Une méthode révolutionnaire pour mesurer le permafrost

Des scientifiques fribourgeois ont développé une nouvelle technique qui pourrait permettre de mieux prévoir les glissements de terrain.

La fonte de la glace souterraine peut déstabiliser les versants des montagnes, altérer le paysage et mettre en danger les personnes et les infrastructures. © KEYSTONE/ANTHONY ANEX

La méthode classique pour mesurer le permafrost consiste à percer des trous pouvant atteindre une centaine de mètres de profondeur et d’y mesurer la température du sol. C’est toutefois compliqué et coûteux, a indiqué mardi le Fonds national suisse (FNS).

"De plus, on ne saisit ainsi que des températures ponctuelles et on ne peut rien déduire sur le volume de glace", ajoute Christian Hauck, de l’Université de Fribourg. Avec son équipe, il a contribué ces dernières années à développer une méthode non-invasive pour mesurer le permafrost sur des surfaces conséquentes et évaluer la quantité de glace. Cette technique permet de faire des prévisions sur les évolutions à venir.

Les scientifiques font passer dans le sol un courant continu entre deux électrodes et mesurent la résistivité électrique entre de nombreuses autres électrodes également disposées dans le sous-sol. La glace conduit moins bien l’électricité que l’eau liquide et exerce donc une plus grande résistivité. Et celle-ci est encore plus élevée lorsqu’il n’y a pas du tout d’eau dans le sol.

Image tridimensionnelle

Les mesures indiquent ainsi s’il y a de l’eau, en quelle quantité et sous quelle forme, liquide ou gelée. "Nous réalisons jusqu’à plus de mille mesures individuelles afin d’obtenir une image tridimensionnelle", explique Christian Hauck, cité dans le communiqué.

Pour cela, les scientifiques disposent à chaque fois près d’une cinquantaine d’électrodes sur une zone d’un demi-hectare environ. Plus les électrodes sont éloignées les unes des autres, plus le courant pénètre dans des couches profondes.

Le modèle de calcul ne cesse d’être affiné, notamment en comparant avec des données obtenues par d’autres méthodes. Depuis deux décennies, le réseau suisse d’observation du permafrost Permos mesure les températures de surface et dans des trous de forage en de nombreux endroits des Alpes.

Perte de 15% du permafrost

Dans une étude publiée récemment, la doctorante Sarah Morard a examiné toutes les données disponibles sur le pergélisol sur le versant du Stockhorn situé au-dessus de Zermatt (VS). Dans les forages, les températures ont augmenté d’approximativement un degré au cours des vingt dernières années et le point de congélation se situe maintenant plusieurs mètres plus bas dans le sous-sol.

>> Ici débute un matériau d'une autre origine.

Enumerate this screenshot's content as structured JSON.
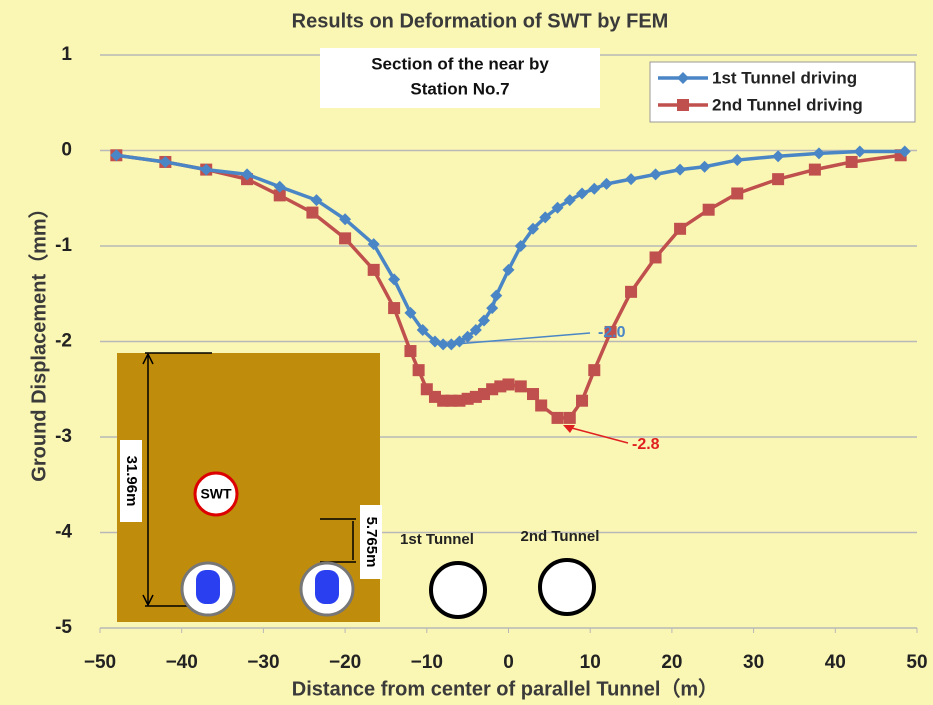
{
  "chart_data": {
    "type": "line",
    "title": "Results on Deformation of SWT by FEM",
    "subtitle": [
      "Section of the near by",
      "Station No.7"
    ],
    "x_label": "Distance from center of parallel Tunnel（m）",
    "y_label": "Ground Displacement（mm）",
    "xlim": [
      -50,
      50
    ],
    "ylim": [
      -5,
      1
    ],
    "xticks": [
      {
        "value": -50,
        "label": "−50"
      },
      {
        "value": -40,
        "label": "−40"
      },
      {
        "value": -30,
        "label": "−30"
      },
      {
        "value": -20,
        "label": "−20"
      },
      {
        "value": -10,
        "label": "−10"
      },
      0,
      10,
      20,
      30,
      40,
      50
    ],
    "yticks": [
      -5,
      -4,
      -3,
      -2,
      -1,
      0,
      1
    ],
    "grid": true,
    "legend": "upper right",
    "series": [
      {
        "name": "1st Tunnel driving",
        "color": "#4a86c5",
        "marker": "diamond",
        "x": [
          -48,
          -42,
          -37,
          -32,
          -28,
          -23.5,
          -20,
          -16.5,
          -14,
          -12,
          -10.5,
          -9,
          -8,
          -7,
          -6,
          -5,
          -4,
          -3,
          -2,
          -1.5,
          0,
          1.5,
          3,
          4.5,
          6,
          7.5,
          9,
          10.5,
          12,
          15,
          18,
          21,
          24,
          28,
          33,
          38,
          43,
          48.5
        ],
        "values": [
          -0.05,
          -0.12,
          -0.2,
          -0.25,
          -0.38,
          -0.52,
          -0.72,
          -0.98,
          -1.35,
          -1.7,
          -1.88,
          -2.0,
          -2.03,
          -2.03,
          -2.0,
          -1.95,
          -1.88,
          -1.78,
          -1.65,
          -1.52,
          -1.25,
          -1.0,
          -0.82,
          -0.7,
          -0.6,
          -0.52,
          -0.45,
          -0.4,
          -0.35,
          -0.3,
          -0.25,
          -0.2,
          -0.17,
          -0.1,
          -0.06,
          -0.03,
          -0.01,
          -0.01
        ]
      },
      {
        "name": "2nd Tunnel driving",
        "color": "#c0504d",
        "marker": "square",
        "x": [
          -48,
          -42,
          -37,
          -32,
          -28,
          -24,
          -20,
          -16.5,
          -14,
          -12,
          -11,
          -10,
          -9,
          -8,
          -7,
          -6,
          -5,
          -4,
          -3,
          -2,
          -1,
          0,
          1.5,
          3,
          4,
          6,
          7.5,
          9,
          10.5,
          12.5,
          15,
          18,
          21,
          24.5,
          28,
          33,
          37.5,
          42,
          48
        ],
        "values": [
          -0.05,
          -0.12,
          -0.2,
          -0.3,
          -0.47,
          -0.65,
          -0.92,
          -1.25,
          -1.65,
          -2.1,
          -2.3,
          -2.5,
          -2.58,
          -2.62,
          -2.62,
          -2.62,
          -2.6,
          -2.58,
          -2.55,
          -2.5,
          -2.47,
          -2.45,
          -2.47,
          -2.55,
          -2.67,
          -2.8,
          -2.8,
          -2.62,
          -2.3,
          -1.9,
          -1.48,
          -1.12,
          -0.82,
          -0.62,
          -0.45,
          -0.3,
          -0.2,
          -0.12,
          -0.05
        ]
      }
    ],
    "annotations": [
      {
        "text": "-2.0",
        "color": "#4a86c5"
      },
      {
        "text": "-2.8",
        "color": "#e02020"
      }
    ],
    "inset_labels": {
      "swt": "SWT",
      "depth": "31.96m",
      "offset": "5.765m",
      "tunnel1": "1st Tunnel",
      "tunnel2": "2nd Tunnel"
    }
  }
}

Les mesures de résistivité ont permis pour la première fois de quantifier les pertes de permafrost: entre 2015 et 2022, environ 15% de la glace a disparu.

Dans une autre étude, Christian Hauck et sa collègue Christin Hilbich ont analysé des données provenant de mesures de résistivité dans l’ensemble de l’Europe, démontrant ainsi qu’un seul été caniculaire - comme en 2003, 2015 et 2022 - peut conduire à une perte irrémédiable de pergélisol en montagne. Même s’il est suivi par un hiver froid, cela ne suffit pas à compenser la perte.

"Il faut vraiment des conditions très particulières pour que le permafrost puisse se reconstituer", dit Christian Hauck. Il faut par exemple qu’il pleuve précisément à un moment où il fait très froid pour que de la glace puisse se former avant que l’eau ne s’écoule dans la vallée. Les données de résistivité permettent désormais d’identifier de tels processus passés et également de faire des prévisions pour l’avenir.

Points de basculement

Le chercheur estime qu’en de nombreux endroits, le pergélisol alpin a déjà atteint le point de basculement ou est en passe de le faire. Ce qui signifie qu’à partir de ce point la disparition du permafrost s’accélère d’elle-même et ne peut plus être arrêtée sans changement significatif du climat.

Suivant les conditions géologiques, cela pourrait donc entraîner davantage de chutes de pierres ou de glissements de terrain. C’est pourquoi il est d’autant plus important d’établir des méthodes pour prédire le plus tôt possible et de manière fiable ces points de basculement, relève Christian Hauck. Les deux études sont publiées dans la revue Environmental Research Letters.